Modals: Certainty and Propobility in Present - Şu Anda Emin olma durumu ve olasılık

Modals: Certainty and Propobility in Present 

İngilizce de olasılıkları ifade ederken, bunları güçlü olasılıklar yada zayıf olasılıklar olarak sınıflandırırız. Yani bir konudan bahsederken ve konu hakkında tahminde bulunuyorsak, ve bu konudan çok eminsek bu olasılık güçlü bir olasılık demektir. Ama bahsettiğimiz konudan tam emin değilsek bu olasılık ifadesi zayıftır.

Must

“must” güçlü olasılıkları ifade eder. Genel anlamda, herhangi bir konuda tahmin yürütüyorsak ve bu konuda çok eminsek kullanılan modal “must”dır ve “present” anlam ifade etmek içinde “must” tan sonra fiil yalın kullanılır. Çünkü modallardan sonra “to” suz mastar (bare infinitive) kullanılır.

· Paul knows a lot of people in this towns. He must live in here.
  (Paul bu kasabalarda pek çok insan tanıyor. Burada yaşıyordur.)

Yüksek olasılık ifade eden cümlelerde “must” kullanılmaz, onun yerine “can” kullanılır.

· Who can it be called you this morning?
· Can it be Mark to left this parcel?

Must +Be + Ving

Konuşma anında olan herhangi bir konuda tahmin yürütüyorsak ve bu konuda eminsek “modal” olarak yine “must” kullanılır. Ayrıca, süreklilik ifadesini katmak için “must” tan sonra “to” suz bir şekilde progressive infinitive “be ving” kullanılır.

· There is a lot of food leftover. They must be expecting more people.
  (Çok fazla yemek artıkları var. Daha fazla insan bekliyor olmalılar.)
· There is a lorry in front of john's house. They must be moving house at the moment.
· He must be living in the same neighbourhood, for I almost see him everyday.
· We must be approaching the city now. Look the surrounding looks more and more urbanised.

Can't

“can’t” olumsuz anlamda güçlü olasılıkları ifade eder. Genel anlamda bir tahmin yürütülüyorsa ve söz konusu olayın olamayacağından emin isek “can't” kullanılır. “present” anlam katmak için ise “to” suz “present infinitive”, yani fiil yalın kullanılır. A merican ingilizcesinde “must not” ayni anlamda kullanılır.
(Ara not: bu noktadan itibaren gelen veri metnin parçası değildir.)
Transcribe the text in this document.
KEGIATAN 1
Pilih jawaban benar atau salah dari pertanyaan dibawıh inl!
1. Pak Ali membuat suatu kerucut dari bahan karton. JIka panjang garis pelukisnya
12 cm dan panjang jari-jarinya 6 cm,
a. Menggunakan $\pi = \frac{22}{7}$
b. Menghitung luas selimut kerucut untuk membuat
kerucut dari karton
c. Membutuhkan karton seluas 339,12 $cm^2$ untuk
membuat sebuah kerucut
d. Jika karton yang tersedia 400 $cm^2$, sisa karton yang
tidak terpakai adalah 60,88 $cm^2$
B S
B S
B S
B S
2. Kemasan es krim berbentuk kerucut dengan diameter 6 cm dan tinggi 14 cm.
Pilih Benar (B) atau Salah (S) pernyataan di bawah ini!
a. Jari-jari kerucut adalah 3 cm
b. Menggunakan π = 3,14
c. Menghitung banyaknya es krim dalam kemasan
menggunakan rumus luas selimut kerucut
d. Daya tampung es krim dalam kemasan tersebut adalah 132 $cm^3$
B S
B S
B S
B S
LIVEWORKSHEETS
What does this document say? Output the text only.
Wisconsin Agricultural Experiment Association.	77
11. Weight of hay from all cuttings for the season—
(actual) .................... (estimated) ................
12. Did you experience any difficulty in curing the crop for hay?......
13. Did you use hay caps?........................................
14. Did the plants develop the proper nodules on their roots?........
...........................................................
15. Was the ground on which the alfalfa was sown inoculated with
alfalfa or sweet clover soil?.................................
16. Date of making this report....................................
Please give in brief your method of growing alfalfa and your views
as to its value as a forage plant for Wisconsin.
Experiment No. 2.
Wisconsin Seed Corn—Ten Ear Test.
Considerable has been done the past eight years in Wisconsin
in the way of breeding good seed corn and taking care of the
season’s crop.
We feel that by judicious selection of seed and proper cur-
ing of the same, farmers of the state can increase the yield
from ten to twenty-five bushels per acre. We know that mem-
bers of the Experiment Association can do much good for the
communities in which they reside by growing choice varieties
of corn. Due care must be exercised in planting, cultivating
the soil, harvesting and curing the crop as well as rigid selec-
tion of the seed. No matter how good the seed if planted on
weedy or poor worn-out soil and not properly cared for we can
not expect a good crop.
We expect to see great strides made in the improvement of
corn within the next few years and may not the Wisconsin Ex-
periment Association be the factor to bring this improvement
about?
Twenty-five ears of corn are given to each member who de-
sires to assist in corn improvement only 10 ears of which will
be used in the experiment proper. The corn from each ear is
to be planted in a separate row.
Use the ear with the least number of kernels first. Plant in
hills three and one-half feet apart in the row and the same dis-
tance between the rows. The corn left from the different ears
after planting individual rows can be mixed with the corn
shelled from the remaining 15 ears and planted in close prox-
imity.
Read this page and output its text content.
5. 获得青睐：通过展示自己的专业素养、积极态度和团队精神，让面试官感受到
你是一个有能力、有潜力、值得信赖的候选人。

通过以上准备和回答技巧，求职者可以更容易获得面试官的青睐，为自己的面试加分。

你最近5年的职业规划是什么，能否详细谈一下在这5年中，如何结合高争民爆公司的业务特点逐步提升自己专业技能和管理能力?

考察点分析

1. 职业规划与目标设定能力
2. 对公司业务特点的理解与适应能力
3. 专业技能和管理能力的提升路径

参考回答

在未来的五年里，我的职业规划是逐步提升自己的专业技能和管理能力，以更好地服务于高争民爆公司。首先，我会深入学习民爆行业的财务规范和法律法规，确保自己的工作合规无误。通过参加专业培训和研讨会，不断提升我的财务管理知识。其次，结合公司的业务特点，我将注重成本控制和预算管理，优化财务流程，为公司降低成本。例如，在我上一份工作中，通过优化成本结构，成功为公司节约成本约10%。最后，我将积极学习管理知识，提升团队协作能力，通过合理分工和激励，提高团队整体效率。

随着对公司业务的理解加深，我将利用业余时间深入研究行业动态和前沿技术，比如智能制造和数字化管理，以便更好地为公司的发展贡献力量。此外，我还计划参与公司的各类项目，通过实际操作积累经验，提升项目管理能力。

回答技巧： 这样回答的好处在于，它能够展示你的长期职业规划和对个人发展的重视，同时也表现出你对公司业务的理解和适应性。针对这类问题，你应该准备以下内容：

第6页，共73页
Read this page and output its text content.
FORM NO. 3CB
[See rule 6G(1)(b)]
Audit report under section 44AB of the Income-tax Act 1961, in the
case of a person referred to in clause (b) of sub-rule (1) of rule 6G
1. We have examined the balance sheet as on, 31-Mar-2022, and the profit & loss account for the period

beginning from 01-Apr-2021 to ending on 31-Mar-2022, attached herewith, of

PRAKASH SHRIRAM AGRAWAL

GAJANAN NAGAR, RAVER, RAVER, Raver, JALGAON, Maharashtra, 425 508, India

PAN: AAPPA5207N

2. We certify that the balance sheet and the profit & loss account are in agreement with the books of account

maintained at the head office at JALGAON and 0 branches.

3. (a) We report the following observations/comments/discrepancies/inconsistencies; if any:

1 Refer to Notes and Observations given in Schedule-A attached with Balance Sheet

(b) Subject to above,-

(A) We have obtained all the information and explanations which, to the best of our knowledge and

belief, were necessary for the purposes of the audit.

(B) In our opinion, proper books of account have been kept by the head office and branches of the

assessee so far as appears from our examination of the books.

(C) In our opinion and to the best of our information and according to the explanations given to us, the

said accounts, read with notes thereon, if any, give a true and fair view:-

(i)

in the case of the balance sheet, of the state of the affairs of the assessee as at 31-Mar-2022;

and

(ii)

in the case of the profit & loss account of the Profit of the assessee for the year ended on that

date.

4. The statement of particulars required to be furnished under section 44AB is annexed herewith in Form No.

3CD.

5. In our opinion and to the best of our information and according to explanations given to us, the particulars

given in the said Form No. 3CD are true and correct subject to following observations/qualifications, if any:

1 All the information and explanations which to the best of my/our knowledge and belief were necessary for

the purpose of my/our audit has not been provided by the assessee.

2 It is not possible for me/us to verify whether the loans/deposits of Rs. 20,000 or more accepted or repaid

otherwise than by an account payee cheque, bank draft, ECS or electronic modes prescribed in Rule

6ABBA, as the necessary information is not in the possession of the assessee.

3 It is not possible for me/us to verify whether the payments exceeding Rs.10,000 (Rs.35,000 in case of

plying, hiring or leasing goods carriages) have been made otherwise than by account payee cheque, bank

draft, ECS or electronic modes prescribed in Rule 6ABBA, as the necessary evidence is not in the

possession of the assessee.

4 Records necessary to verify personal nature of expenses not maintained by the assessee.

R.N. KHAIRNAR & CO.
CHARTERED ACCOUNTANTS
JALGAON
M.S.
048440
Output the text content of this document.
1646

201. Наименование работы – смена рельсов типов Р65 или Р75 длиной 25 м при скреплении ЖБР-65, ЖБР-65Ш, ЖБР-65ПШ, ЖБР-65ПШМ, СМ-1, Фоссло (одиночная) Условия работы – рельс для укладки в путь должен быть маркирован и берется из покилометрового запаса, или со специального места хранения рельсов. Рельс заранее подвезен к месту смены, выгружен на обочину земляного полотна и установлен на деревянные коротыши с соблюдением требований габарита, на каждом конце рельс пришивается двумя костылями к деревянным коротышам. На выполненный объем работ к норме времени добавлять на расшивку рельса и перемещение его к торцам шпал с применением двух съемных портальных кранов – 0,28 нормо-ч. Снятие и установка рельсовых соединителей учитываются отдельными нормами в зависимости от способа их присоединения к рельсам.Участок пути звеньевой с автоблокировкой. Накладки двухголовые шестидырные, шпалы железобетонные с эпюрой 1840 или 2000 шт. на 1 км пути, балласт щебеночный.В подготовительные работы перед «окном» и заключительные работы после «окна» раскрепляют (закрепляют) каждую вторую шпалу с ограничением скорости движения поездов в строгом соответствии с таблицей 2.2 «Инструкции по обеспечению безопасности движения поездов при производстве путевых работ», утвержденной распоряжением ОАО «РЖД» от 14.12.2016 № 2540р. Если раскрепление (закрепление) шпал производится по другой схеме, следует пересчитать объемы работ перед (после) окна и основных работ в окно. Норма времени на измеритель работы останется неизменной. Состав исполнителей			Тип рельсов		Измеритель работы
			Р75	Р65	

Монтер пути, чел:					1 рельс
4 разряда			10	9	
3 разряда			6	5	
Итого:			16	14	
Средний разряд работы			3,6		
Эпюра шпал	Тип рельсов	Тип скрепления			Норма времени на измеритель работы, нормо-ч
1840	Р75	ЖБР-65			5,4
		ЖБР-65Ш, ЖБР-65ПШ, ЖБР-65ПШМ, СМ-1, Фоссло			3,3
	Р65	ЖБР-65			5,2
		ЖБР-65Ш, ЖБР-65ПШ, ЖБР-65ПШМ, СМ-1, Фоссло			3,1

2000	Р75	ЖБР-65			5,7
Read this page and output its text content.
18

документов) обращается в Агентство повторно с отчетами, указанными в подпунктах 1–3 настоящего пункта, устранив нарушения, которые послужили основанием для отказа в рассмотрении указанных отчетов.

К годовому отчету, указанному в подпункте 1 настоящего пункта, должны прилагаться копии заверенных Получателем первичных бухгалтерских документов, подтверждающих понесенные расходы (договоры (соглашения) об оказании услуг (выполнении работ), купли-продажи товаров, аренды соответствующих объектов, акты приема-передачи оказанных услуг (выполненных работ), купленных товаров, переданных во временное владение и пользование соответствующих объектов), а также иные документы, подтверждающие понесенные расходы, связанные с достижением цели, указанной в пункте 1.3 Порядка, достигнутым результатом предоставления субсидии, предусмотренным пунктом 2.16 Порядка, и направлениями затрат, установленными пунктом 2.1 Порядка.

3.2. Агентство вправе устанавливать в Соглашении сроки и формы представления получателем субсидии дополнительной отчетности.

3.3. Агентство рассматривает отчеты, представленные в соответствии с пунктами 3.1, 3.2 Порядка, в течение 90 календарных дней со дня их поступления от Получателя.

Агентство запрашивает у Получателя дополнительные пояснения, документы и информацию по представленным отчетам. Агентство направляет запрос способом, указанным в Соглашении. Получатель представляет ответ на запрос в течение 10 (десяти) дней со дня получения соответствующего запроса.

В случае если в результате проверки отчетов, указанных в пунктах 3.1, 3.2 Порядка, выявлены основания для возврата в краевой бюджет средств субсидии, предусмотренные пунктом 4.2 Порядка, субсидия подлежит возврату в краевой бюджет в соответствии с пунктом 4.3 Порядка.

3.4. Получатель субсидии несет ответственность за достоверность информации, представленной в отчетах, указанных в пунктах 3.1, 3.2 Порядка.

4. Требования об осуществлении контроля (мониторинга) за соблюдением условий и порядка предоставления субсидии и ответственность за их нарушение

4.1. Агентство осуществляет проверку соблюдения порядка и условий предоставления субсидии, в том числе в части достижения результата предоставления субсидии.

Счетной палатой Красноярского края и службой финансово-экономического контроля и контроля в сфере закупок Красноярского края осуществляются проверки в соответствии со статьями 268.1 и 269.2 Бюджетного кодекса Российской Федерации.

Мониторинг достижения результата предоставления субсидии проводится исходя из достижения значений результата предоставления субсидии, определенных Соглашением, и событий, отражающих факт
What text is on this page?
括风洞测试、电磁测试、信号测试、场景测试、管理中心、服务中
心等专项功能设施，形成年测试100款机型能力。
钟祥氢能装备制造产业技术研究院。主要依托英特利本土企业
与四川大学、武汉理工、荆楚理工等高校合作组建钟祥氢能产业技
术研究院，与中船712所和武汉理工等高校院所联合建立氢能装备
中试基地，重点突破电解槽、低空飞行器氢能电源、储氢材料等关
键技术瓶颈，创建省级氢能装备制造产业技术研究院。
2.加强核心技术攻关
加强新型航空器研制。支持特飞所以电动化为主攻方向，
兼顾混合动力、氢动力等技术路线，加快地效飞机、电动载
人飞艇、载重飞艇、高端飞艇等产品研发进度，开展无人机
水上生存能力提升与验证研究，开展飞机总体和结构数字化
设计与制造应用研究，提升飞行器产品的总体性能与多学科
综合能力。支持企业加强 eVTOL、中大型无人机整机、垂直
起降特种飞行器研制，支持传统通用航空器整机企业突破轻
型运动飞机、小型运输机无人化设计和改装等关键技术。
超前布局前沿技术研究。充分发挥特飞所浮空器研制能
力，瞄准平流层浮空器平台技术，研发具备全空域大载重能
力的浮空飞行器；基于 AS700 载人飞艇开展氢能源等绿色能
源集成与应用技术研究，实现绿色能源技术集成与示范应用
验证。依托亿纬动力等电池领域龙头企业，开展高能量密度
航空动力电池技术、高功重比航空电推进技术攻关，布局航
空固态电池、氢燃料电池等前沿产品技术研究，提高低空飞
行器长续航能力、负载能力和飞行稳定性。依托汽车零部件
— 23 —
· He has just moved here. He can’t know many people in this city.
  (Buraya yeni taşındı. Bu şehirdeki pek çok insanı tanıyamaz.)
· He even doesn’t know what a goal post is. He can’t be a footballer.
· He even doesn’t know what a goal post is. He must not be a footballer.(AMEng)

Cant’t + Be + Ving

Konuşma anındaki bir eylem hakkında tahmin yürütülüyor ise ve bu eylemin olamayacağından emin isek, “can't” kullanılır. Ayrıca, “progressive” anlam katmak içinde “to” suz “present continuous infinitive” be+Ving modal'dan sonra yer alır.

· Mike and Sam are good friends. They can't be having an argument at the moment.
  (Mike ve Sam iyi arkadaşlar. Şu anda tartışıyor olamazlar.)

Tahmin yürütülürken, “can” kipi sadece soru cümlelerinde kullanılabilir.

· Who can that be at the door?
   (Kapıda kim olabilir?)

Should / Ought to

“Should” ve “ought to” “present” ya da “future” anlamda güçlü olasılığı ifade etmek için kullanılır. Bu durumda tahmin yürütürken daha önceden bir önbilgimizin var olduğu varsayılır.

· That should be Sally coming upstairs. It sounds her way of walking.
  (Yukarı çıkan Sally olmalı. Bu onun yürüme tarzı gibi.)
· It is the end of season and there are plenty of hotels in the town. It shouldn't be difficult to find somewhere to stay.

May / Might / Can / Could

“Present” anlamda bir tahmin yürütülüyorsa ve tahminden çok emin değilsek, ama olasılık dahilinde ise, kullanılan modallar “may / might / can / could” dur. Present anlam katmak içinde “present ınfinitive” in “to” suz yalın şekli kullanılır.

· I feel terrible. Something we ate at the resturant may / might / can / could make me sick
· I am not pretty certain but Peter may / might / can / could know Mary.

May / Might / Can / Could + Be + Ving

Konuşma anında olan bir eylem hakkında tahmin yürütülüyorsa ve yine tahminimizden çok emin değilsek ama olasılık dahilinde ise kullanılan modallar “may / mıght / can / could” dur. Present continuous anlam katmak için de "present progressive ınfinitive"in "to" süz şekli yani "be + Ving" kipten sonra kullanılır.

· I am not sure, but Sally may / might / can / could be sitting in the garden at this moment.